Now what entices Republicans to vote in favor of hiking the debt limit — besides preventing an immediate fiscal calamity — is the potential for making changes to Congress’ spending practices, according to Sen. Lindsey Graham (R-S.C.), his party’s top member on the Senate Budget Committee. That could include requiring lawmakers to forgo paychecks until they pass a budget each year, he said.

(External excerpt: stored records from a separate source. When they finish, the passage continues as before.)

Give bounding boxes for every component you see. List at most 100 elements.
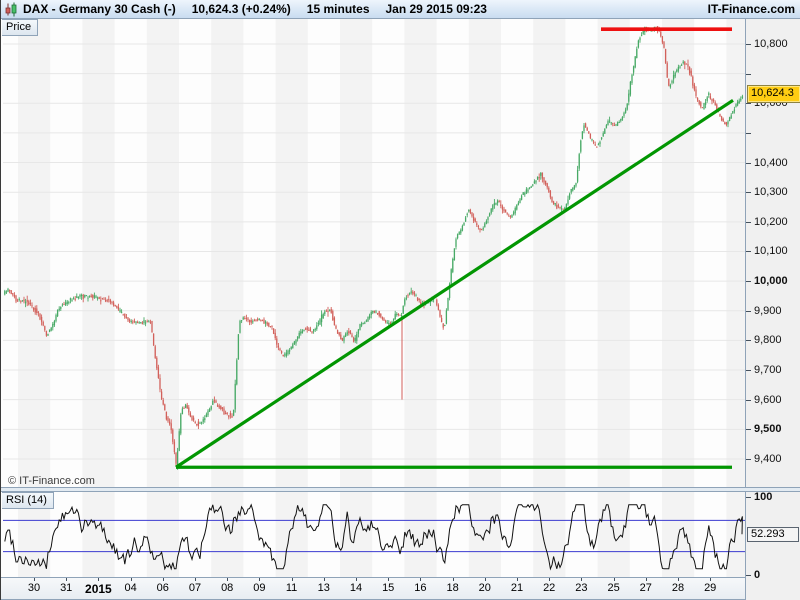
candle-body <box>504 209 507 213</box>
candle-body <box>7 288 9 292</box>
candle-body <box>191 415 193 421</box>
tab-rsi[interactable]: RSI (14) <box>2 492 54 509</box>
candle-body <box>37 311 40 313</box>
candle-body <box>95 296 97 298</box>
candle-body <box>103 298 105 300</box>
x-axis-label: 13 <box>317 582 330 594</box>
candle-body <box>532 184 534 186</box>
y-tick <box>746 497 751 498</box>
candle-body <box>727 121 729 125</box>
candle-body <box>85 295 88 297</box>
candle-body <box>551 196 553 203</box>
candle-body <box>501 206 504 210</box>
candle-body <box>136 322 139 324</box>
panel-separator[interactable] <box>1 487 800 492</box>
candle-body <box>256 319 259 321</box>
candle-body <box>112 302 115 306</box>
candle-body <box>605 125 608 129</box>
candle-body <box>88 295 91 297</box>
candle-body <box>10 290 12 294</box>
candle-body <box>31 305 33 307</box>
tab-price[interactable]: Price <box>2 19 39 36</box>
day-band <box>468 19 501 487</box>
candle-body <box>261 320 264 322</box>
candle-body <box>608 120 611 122</box>
candle-body <box>637 40 640 48</box>
candle-body <box>92 294 94 299</box>
x-axis-label: 14 <box>349 582 363 594</box>
candle-body <box>167 417 169 422</box>
y-axis: 10,624.3 52.293 10,800 10,400 10,300 10,200… <box>745 19 800 600</box>
x-axis-label: 07 <box>188 582 202 594</box>
candle-body <box>52 324 54 328</box>
candle-body <box>106 300 108 302</box>
candle-body <box>474 218 476 222</box>
candle-body <box>508 215 510 217</box>
candle-body <box>576 169 579 182</box>
candle-body <box>66 301 68 304</box>
candle-body <box>565 203 568 209</box>
candle-body <box>338 332 340 335</box>
day-band <box>597 19 630 487</box>
candle-body <box>45 331 48 336</box>
candle-body <box>674 72 676 77</box>
candle-body <box>530 186 532 188</box>
x-tick <box>613 578 615 581</box>
candle-body <box>205 414 208 418</box>
candle-body <box>348 331 350 333</box>
candle-body <box>463 222 465 226</box>
candle-body <box>575 183 577 186</box>
candle-body <box>63 304 65 306</box>
candle-body <box>264 321 267 324</box>
candle-body <box>669 84 672 88</box>
candle-body <box>607 121 609 126</box>
candle-body <box>498 201 500 203</box>
candle-body <box>583 125 585 131</box>
candle-body <box>676 69 678 73</box>
candle-body <box>144 322 147 324</box>
y-axis-label: 10,800 <box>754 38 788 50</box>
candle-body <box>130 321 132 323</box>
candle-body <box>528 187 531 189</box>
candle-body <box>484 223 486 228</box>
candle-body <box>149 321 152 323</box>
candle-body <box>688 66 691 74</box>
x-axis-label: 27 <box>639 582 652 594</box>
timeframe-label[interactable]: 15 minutes <box>306 2 370 16</box>
x-tick <box>162 578 164 581</box>
candle-body <box>354 337 356 342</box>
x-axis-label: 30 <box>27 582 41 594</box>
candle-body <box>40 316 43 322</box>
candle-body <box>642 29 644 34</box>
candle-body <box>703 103 705 110</box>
candle-body <box>157 367 160 378</box>
candle-body <box>64 302 67 305</box>
candle-body <box>364 322 366 324</box>
datetime-label: Jan 29 2015 09:23 <box>385 2 487 16</box>
x-tick <box>98 578 100 581</box>
candle-body <box>301 330 304 334</box>
candle-body <box>181 408 184 415</box>
candle-body <box>628 93 630 102</box>
y-tick <box>746 221 751 223</box>
candle-body <box>623 112 625 116</box>
candle-body <box>69 298 72 300</box>
candle-body <box>604 128 606 134</box>
candle-body <box>308 329 310 331</box>
candle-body <box>341 338 344 341</box>
x-tick <box>420 578 422 581</box>
candle-body <box>493 203 496 206</box>
candle-body <box>109 300 112 303</box>
price-chart[interactable] <box>3 19 745 487</box>
rsi-chart[interactable] <box>3 492 745 577</box>
candle-body <box>178 431 180 451</box>
candle-body <box>600 137 603 140</box>
candle-body <box>360 323 363 326</box>
candle-body <box>175 452 177 464</box>
candle-body <box>708 93 710 95</box>
candle-body <box>215 400 217 403</box>
y-axis-label: 10,400 <box>754 156 788 169</box>
candle-body <box>240 320 243 322</box>
candle-body <box>444 324 446 326</box>
candle-body <box>741 96 744 98</box>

“We’re not gonna play chicken here,” Graham said. “But I don’t think it’s too much to ask, to say: Can we make some structural reforms? … I’m not asking to fix Medicare.”
While the issue is creeping up, a number of senators said they haven’t considered it. Several senior senators said they were not sure how Congress would maneuver around the issue.
“Christ, I haven’t even thought about that,” said Sen. Joe Manchin (D-W.Va.), who’s been embroiled in infrastructure negotiations with the White House and met with Biden earlier this week.
Still, it’s not like debt isn’t on his mind: He quizzed a reporter and a staffer on what the debt level is and revealed that he has the federal debt number texted to him every morning.
Marianne LeVine contributed to this report.